On Day 10 I sent the first chapter of my book to a few friends. Well yesterday I finally entered all the handwritten edits I had made and sent out the entire thing to the same friends.
Being the perfectionist that I am, I hovered over the send button. I believe in this book and actually really like it myself, would read it if someone else wrote it. So it’s not the story that I worry about. It’s that my grammar tends to suck. I’m constantly having to recheck my work to see if I used the correct your (or you’re). Between my sucky grammar and my even worse spelling, I prevented myself from being a writer for quite some time.
When I look back I realize that I wanted the boost in self-confidence. I was looking for someone to praise rather than constructively help. This does not fair well in English class when they want you to learn when to use “you and I” vs. “me and you” and pound into your head to avoid ending a sentence with a preposition (I still don’t know what that is exactly). I was so afraid of the scrutiny and feeling dumb that I even prevented myself from taking Honors English in high school, claiming I didn’t want to do the extra work. Secretly I was searching for any way I could to avoid critics.
And I wonder why I became an actor. Hooray for praise.
In addition to teaching me how to pause for laughter, being an actor also taught me the difference between judgmental criticism and constructive criticism. And I reminded myself of this yesterday as I clicked send. I know the people I’ve chosen will be honest with me, will point out the things they loved and the things they can do without. I can’t move forward in this process without some outside input and I feel like I’m continually learning to accept it.
In an effort to keep the hope alive over the past few months, I’ve taken to calling up all the bad books I’ve read that have still gotten published. I’ve also had to remind myself how that’s just my stinky opinion. For every person out there that hates a book, another person loves it. And if all these books that I shake my head out (**cough, Twilight, cough) can be so successful (cough, New Moon, cough) then I why can’t mine? There are people out there who love the books I cringe at (cough, Eclipse, cough) and who pine over the characters (cough, Breaking Dawn, cough).

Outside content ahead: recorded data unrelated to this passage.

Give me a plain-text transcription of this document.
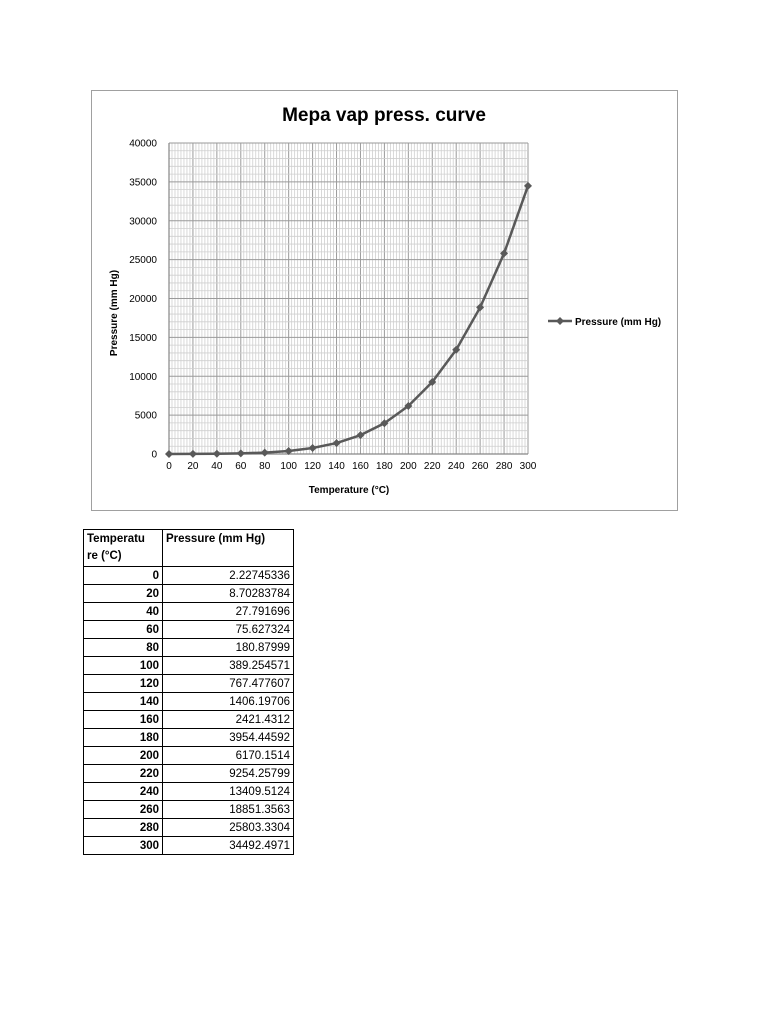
Mepa vap press. curve
0 20 40 60 80 100 120 140 160 180 200 220 240 260 280 300
0
5000
10000
15000
20000
25000
30000
35000
40000
Temperature (°C)
Pressure (mm Hg)	Pressure (mm Hg)
Temperatu
re (°C)	Pressure (mm Hg)
0	2.22745336
20	8.70283784
40	27.791696
60	75.627324
80	180.87999
100	389.254571
120	767.477607
140	1406.19706
160	2421.4312
180	3954.44592
200	6170.1514
220	9254.25799
240	13409.5124
260	18851.3563
280	25803.3304
300	34492.4971
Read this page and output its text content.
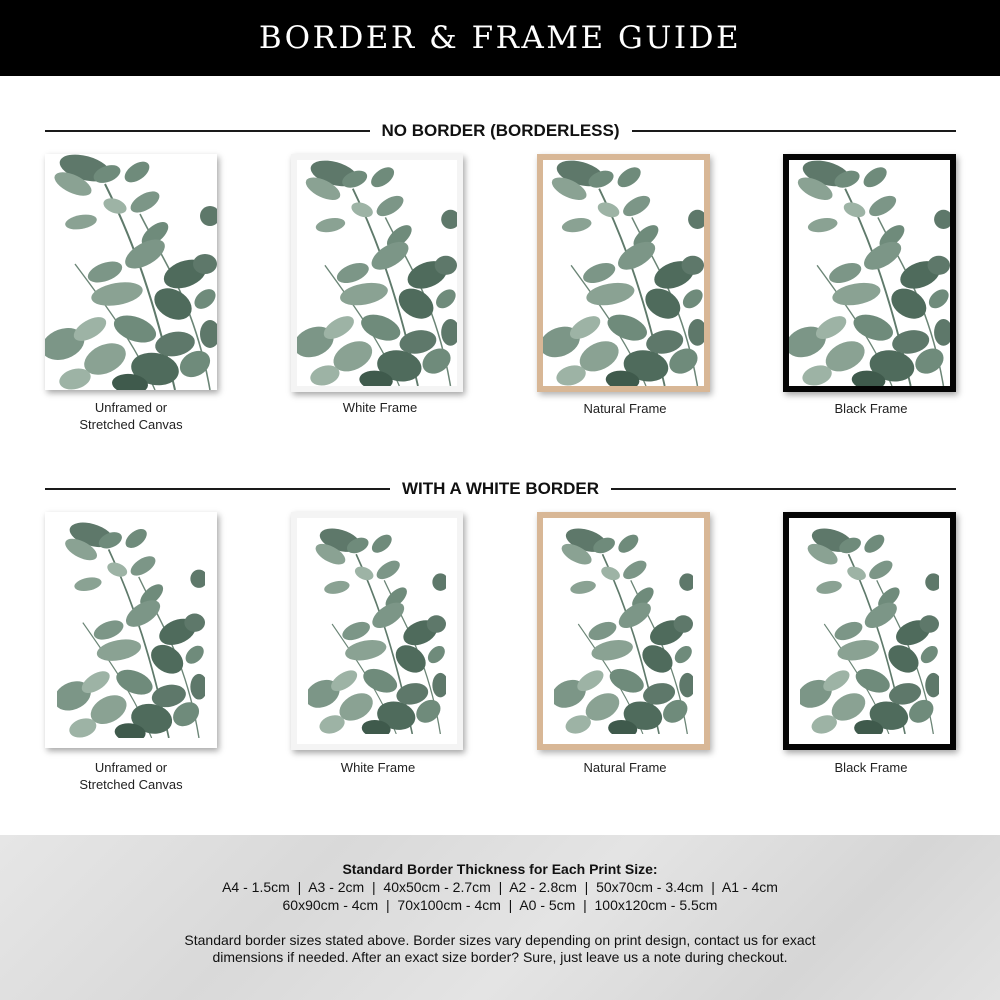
BORDER & FRAME GUIDE
NO BORDER (BORDERLESS)
WITH A WHITE BORDER
Unframed or
Stretched Canvas
White Frame	Natural Frame	Black Frame
Unframed or
Stretched Canvas
White Frame	Natural Frame	Black Frame
Standard Border Thickness for Each Print Size:
A4 - 1.5cm  |  A3 - 2cm  |  40x50cm - 2.7cm  |  A2 - 2.8cm  |  50x70cm - 3.4cm  |  A1 - 4cm
60x90cm - 4cm  |  70x100cm - 4cm  |  A0 - 5cm  |  100x120cm - 5.5cm
Standard border sizes stated above. Border sizes vary depending on print design, contact us for exact
dimensions if needed. After an exact size border? Sure, just leave us a note during checkout.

The same can be true for me.
**Disclaimer: I have actually read the entire Twilight series and even paid money to see one of the movies in the theater. Don’t judge. I like to think it’s because I wanted to see what all the hype was about but I secretly just wanted to see if Bella would choose Team Jacob or Team Edward. The above is a show of my bitterness that I didn’t have the idea first and don’t have a deep room full of cash that I can jump into a la Duck Tales style. Oh, and Team Edward in case you were wondering. The whole Jacob being 16 in the movies thing is kind of creepy.